Parents, you need to accept that the iPad is no longer the new baby sitter. Don't spoil your child with devices, and actually pay attention to them. If you're on a road trip with with your family, give your young kids books, or show them educational videos on important subjects and facts. I would understand if you're busy with things, but if you're one of those busy parents and reading this, then you're just lying to yourself. If they play video games, play with them. Watch them, and read with them. Don't just focus on work or sleep all day. Actually pay attention.
Teen, 15 years old written by Common sense LST

a baby shouldn't really use an electronic device unless it is for a lot of educational videos. like baby Einstein, for example. just eventually wean your baby off of the devices, and only show your educational videos on the devices. or you can also use it for videochatting with other relatives. and give your baby other ways of TLC.
Adult written by mswise

A baby has no reason to be taught to spend time with an iPhone.
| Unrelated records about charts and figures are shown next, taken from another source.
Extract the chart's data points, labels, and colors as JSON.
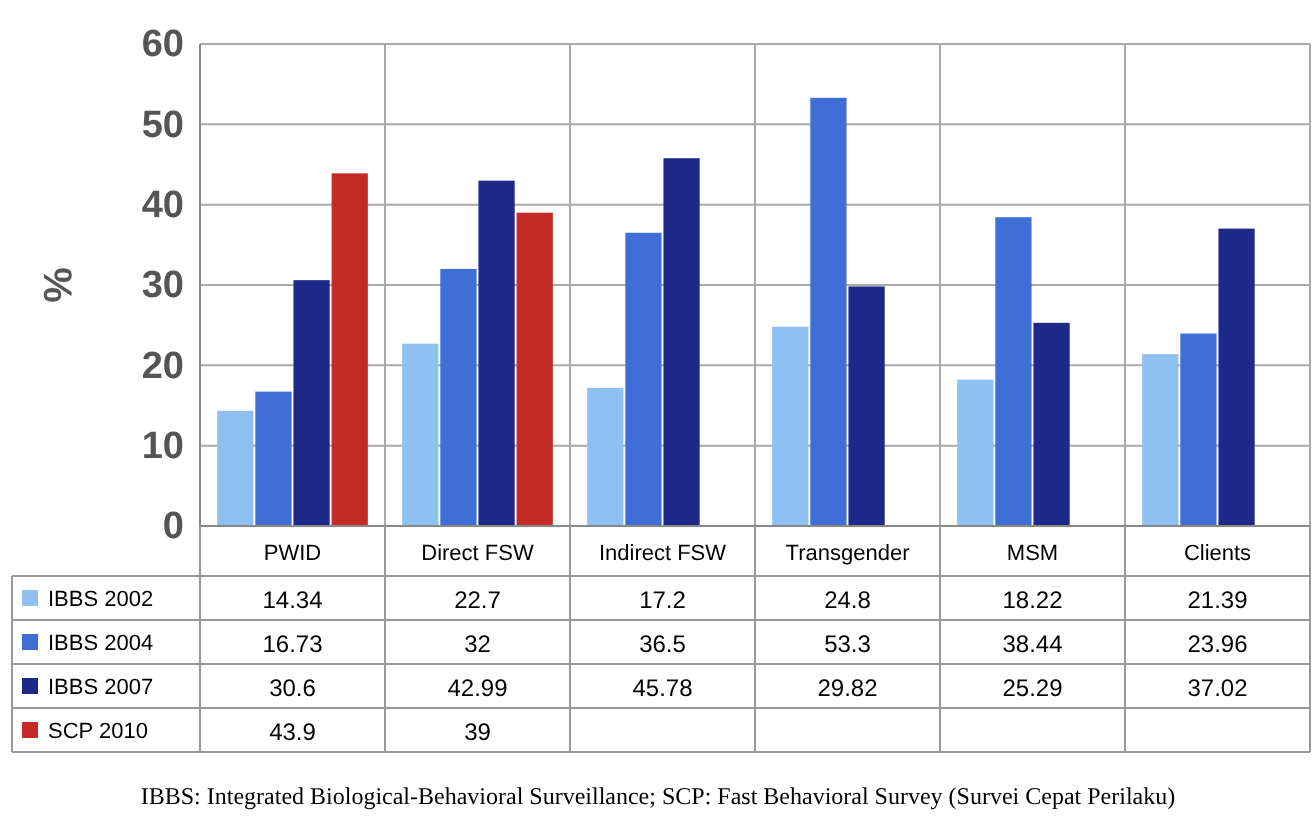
{
  "chart_data": {
    "type": "bar",
    "ylabel": "%",
    "categories": [
      "PWID",
      "Direct FSW",
      "Indirect FSW",
      "Transgender",
      "MSM",
      "Clients"
    ],
    "series": [
      {
        "name": "IBBS 2002",
        "color": "#8ec0f2",
        "values": [
          14.34,
          22.7,
          17.2,
          24.8,
          18.22,
          21.39
        ]
      },
      {
        "name": "IBBS 2004",
        "color": "#3f6fd6",
        "values": [
          16.73,
          32,
          36.5,
          53.3,
          38.44,
          23.96
        ]
      },
      {
        "name": "IBBS 2007",
        "color": "#1d2888",
        "values": [
          30.6,
          42.99,
          45.78,
          29.82,
          25.29,
          37.02
        ]
      },
      {
        "name": "SCP 2010",
        "color": "#c42a26",
        "values": [
          43.9,
          39,
          null,
          null,
          null,
          null
        ]
      }
    ],
    "ylim": [
      0,
      60
    ],
    "yticks": [
      0,
      10,
      20,
      30,
      40,
      50,
      60
    ],
    "grid": "y",
    "legend": "bottom",
    "data_labels": true,
    "annotations": [
      "IBBS: Integrated Biological-Behavioral Surveillance; SCP: Fast Behavioral Survey (Survei Cepat Perilaku)"
    ]
  }
}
You're the adult; you set the boundaries. If you're clear within yourself that this is not an appropriate play toy, you'll be able to respond with clarity and continuity. And with consistent boundaries, the baby will learn quickly. Find some kind of alternative special toy or item to offer the baby when you, the adult, need to use your phone. At the same time, be conscious of how you use your phone in the presence of the child. If she/he senses that your attention is more invested in the little screen, that can certainly be upsetting for a little one and they will act in such a way as to get your attention.
Teen, 13 years old written by BallerTy97

Say no to your kid. If you just give her what she wants whenever she wants it, she'll eventually catch on. She'll realize, "Hey, when I cry, mommy/daddy gives me whatever I want!" Don't let your kid get spoiled. You need to teach them that they won't always get what they want.